Le cas typique du genre souligne bien d’autres spécificités paradigmatiques, comme les singularités culturelles, psychosociales et critiques des expériences de classe et de race. Cette intersectionnalité, dont l’écrivaine militante Angela Davis (Femmes, race et classe, 1983) avait si bien cerné les contours, devrait être à la base d’une éthique de la psychanalyse. Non seulement parce que le social produit des pathologies en chaîne, mais parce qu’aider ses victimes dans la cure nécessite d’en admettre toutes les spécificités.
Comprendre le trauma
Une des significations du mot trauma, dans son étymologie, est « la défaite ». Elle souligne bien l’aspect contextuel et progressif du trauma. Elle expose aussi que le trauma est le résultat d’un choc entre deux fronts, et que l’effort du sujet pour en refermer la plaie fait de lui ou d’elle la victime mais aussi la raison agissante du trauma.
Il n’y a de trauma que dans la mise en question de la blessure. Le sujet psychotique, sans doute, refuse la blessure en refusant d’en être une des parties. De a + b = c, il ou elle ne retient que b et c, l’autre et le trauma, c’est-à-dire le résultat du choc du sujet avec l’autre. Lui ou elle-même ne se voit pas.
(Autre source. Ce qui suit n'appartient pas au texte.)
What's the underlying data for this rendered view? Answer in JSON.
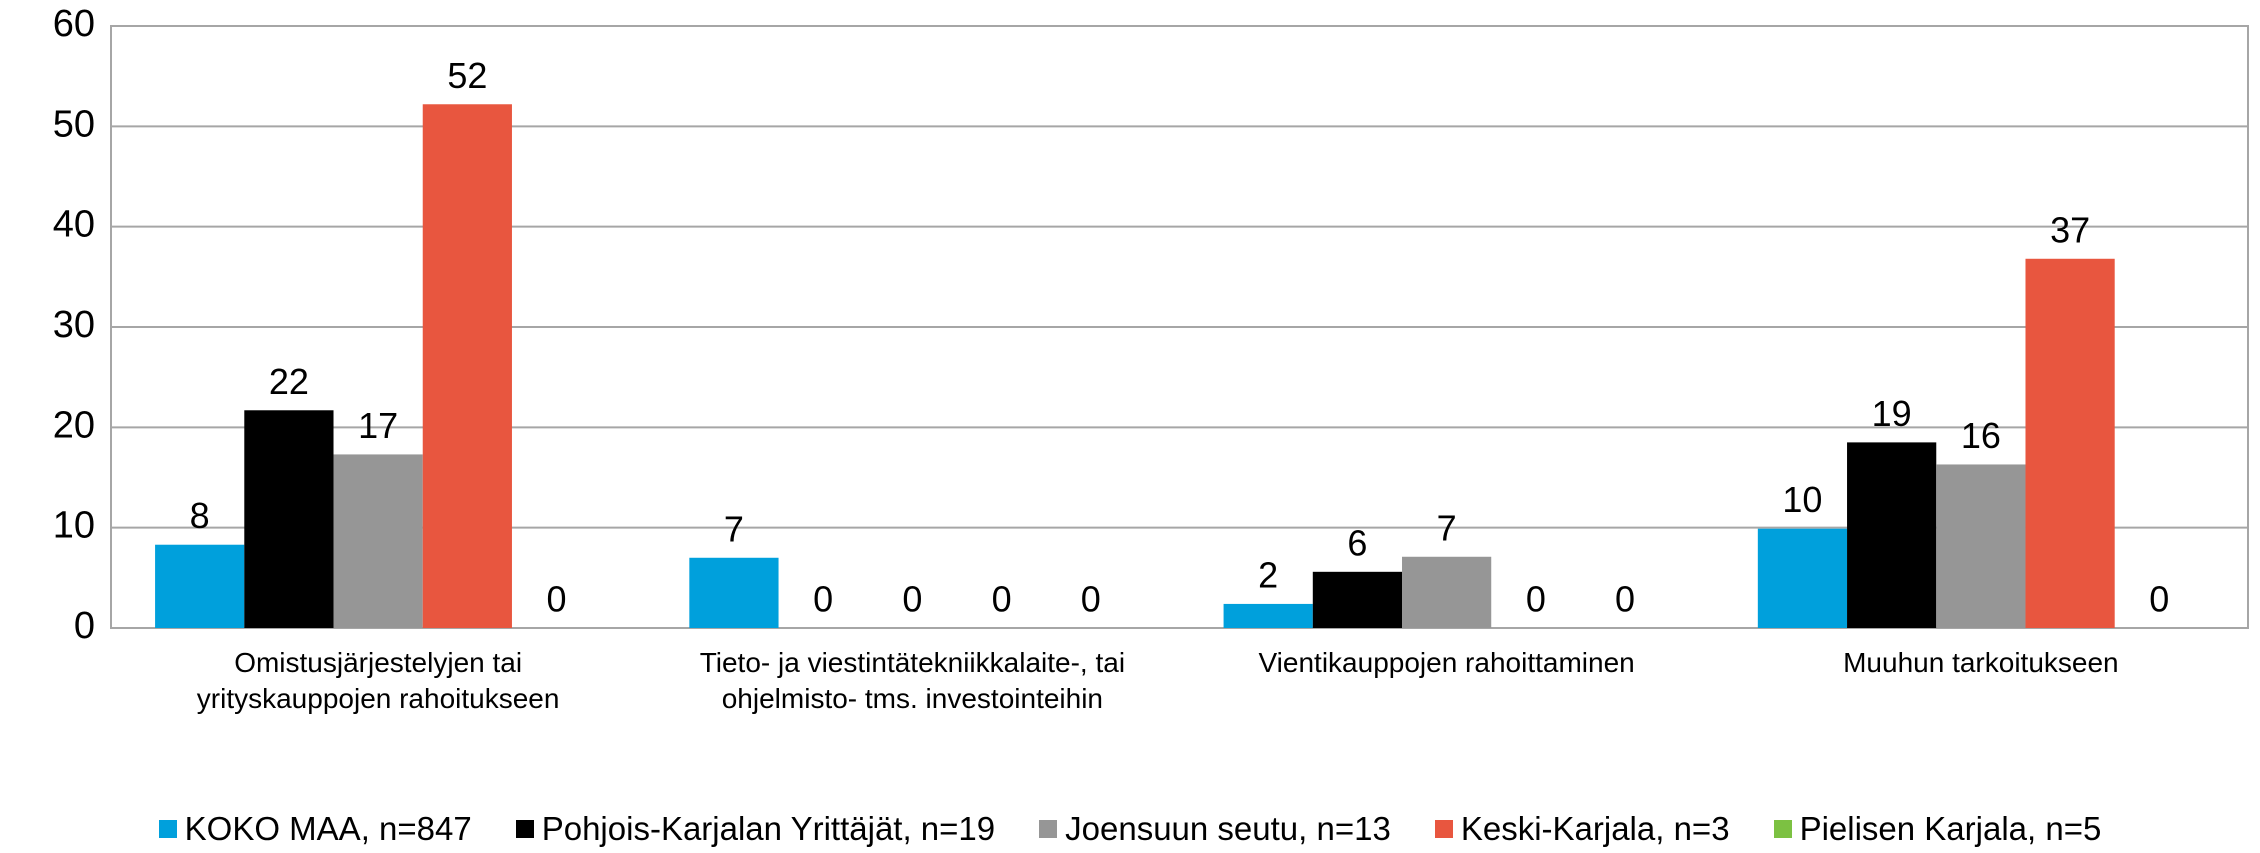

Il manque une partie, qui est la spécificité, la singularité du sujet dans sa situation, à laquelle est venue à sa rencontre l’altérité de l’autre.
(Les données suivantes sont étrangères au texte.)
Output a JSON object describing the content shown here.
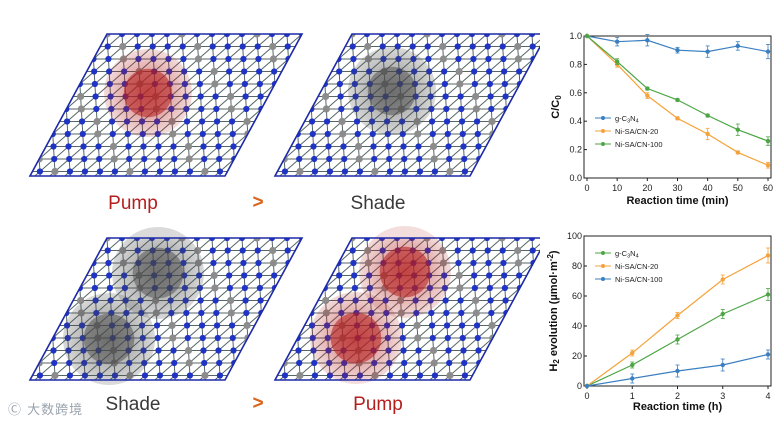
{
  "panels": {
    "top_left_label": "Pump",
    "top_right_label": "Shade",
    "bottom_left_label": "Shade",
    "bottom_right_label": "Pump",
    "comparison_symbol": ">",
    "pump_color": "#b41e1e",
    "shade_color": "#444444",
    "lattice_frame_color": "#1d2aa8",
    "nitrogen_color": "#1f33c4",
    "carbon_color": "#8c8c8c"
  },
  "watermark": "Ⓒ 大数跨境",
  "chart_data": [
    {
      "type": "line",
      "xlabel": "Reaction time (min)",
      "ylabel": "C/C0",
      "ylabel_main": "C/C",
      "ylabel_sub": "0",
      "xlim": [
        0,
        60
      ],
      "ylim": [
        0.0,
        1.0
      ],
      "xticks": [
        0,
        10,
        20,
        30,
        40,
        50,
        60
      ],
      "yticks": [
        0.0,
        0.2,
        0.4,
        0.6,
        0.8,
        1.0
      ],
      "legend_position": "center-left",
      "x": [
        0,
        10,
        20,
        30,
        40,
        50,
        60
      ],
      "series": [
        {
          "name": "g-C3N4",
          "name_main": "g-C",
          "name_s1": "3",
          "name_mid": "N",
          "name_s2": "4",
          "color": "#3a7fc1",
          "values": [
            1.0,
            0.96,
            0.97,
            0.9,
            0.89,
            0.93,
            0.89
          ],
          "errors": [
            0.0,
            0.03,
            0.04,
            0.02,
            0.04,
            0.03,
            0.05
          ]
        },
        {
          "name": "Ni-SA/CN-20",
          "color": "#f5a23a",
          "values": [
            1.0,
            0.8,
            0.58,
            0.42,
            0.31,
            0.18,
            0.09
          ],
          "errors": [
            0.0,
            0.02,
            0.02,
            0.01,
            0.04,
            0.01,
            0.02
          ]
        },
        {
          "name": "Ni-SA/CN-100",
          "color": "#4ca644",
          "values": [
            1.0,
            0.82,
            0.63,
            0.55,
            0.44,
            0.34,
            0.26
          ],
          "errors": [
            0.0,
            0.02,
            0.01,
            0.01,
            0.01,
            0.04,
            0.03
          ]
        }
      ]
    },
    {
      "type": "line",
      "xlabel": "Reaction time (h)",
      "ylabel": "H2 evolution (µmol·m-2)",
      "ylabel_a": "H",
      "ylabel_sub": "2",
      "ylabel_b": " evolution (µmol·m",
      "ylabel_sup": "-2",
      "ylabel_c": ")",
      "xlim": [
        0,
        4
      ],
      "ylim": [
        0,
        100
      ],
      "xticks": [
        0,
        1,
        2,
        3,
        4
      ],
      "yticks": [
        0,
        20,
        40,
        60,
        80,
        100
      ],
      "legend_position": "top-left",
      "x": [
        0,
        1,
        2,
        3,
        4
      ],
      "series": [
        {
          "name": "g-C3N4",
          "name_main": "g-C",
          "name_s1": "3",
          "name_mid": "N",
          "name_s2": "4",
          "color": "#4ca644",
          "values": [
            0,
            14,
            31,
            48,
            61
          ],
          "errors": [
            0,
            2,
            3,
            3,
            4
          ]
        },
        {
          "name": "Ni-SA/CN-20",
          "color": "#f5a23a",
          "values": [
            0,
            22,
            47,
            71,
            87
          ],
          "errors": [
            0,
            2,
            2,
            3,
            5
          ]
        },
        {
          "name": "Ni-SA/CN-100",
          "color": "#3a7fc1",
          "values": [
            0,
            5,
            10,
            14,
            21
          ],
          "errors": [
            0,
            3,
            4,
            4,
            3
          ]
        }
      ]
    }
  ]
}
Rejeter ce qui fait singularité agissant, rejeter ce qui fait corps là où la symbolisation cesse, c’est refuser une part de ce que le sujet psychotique refuse d’admettre, parce que la loi ne l’admet pas, et qu’il veut se réattribuer la loi. On ne peut être différent-e de ce qui n’admet qu’une représentation partielle de ce que le réel peut signifier. Si le sujet psychotique ne peut se situer d’un côté ou de l’autre de l’ordre symbolique, c’est bien parce que le système de différence admet plus de manques que le sujet lui ou elle-même est capable d’en rétablir les coordonnées nécessaires.
Devant un effort trop grand, la compensation, en effet, faillit. Le sujet est en crise. Et le modèle social de la symbolisation individuelle échoue à mener l’exercice du bien commun à son terme.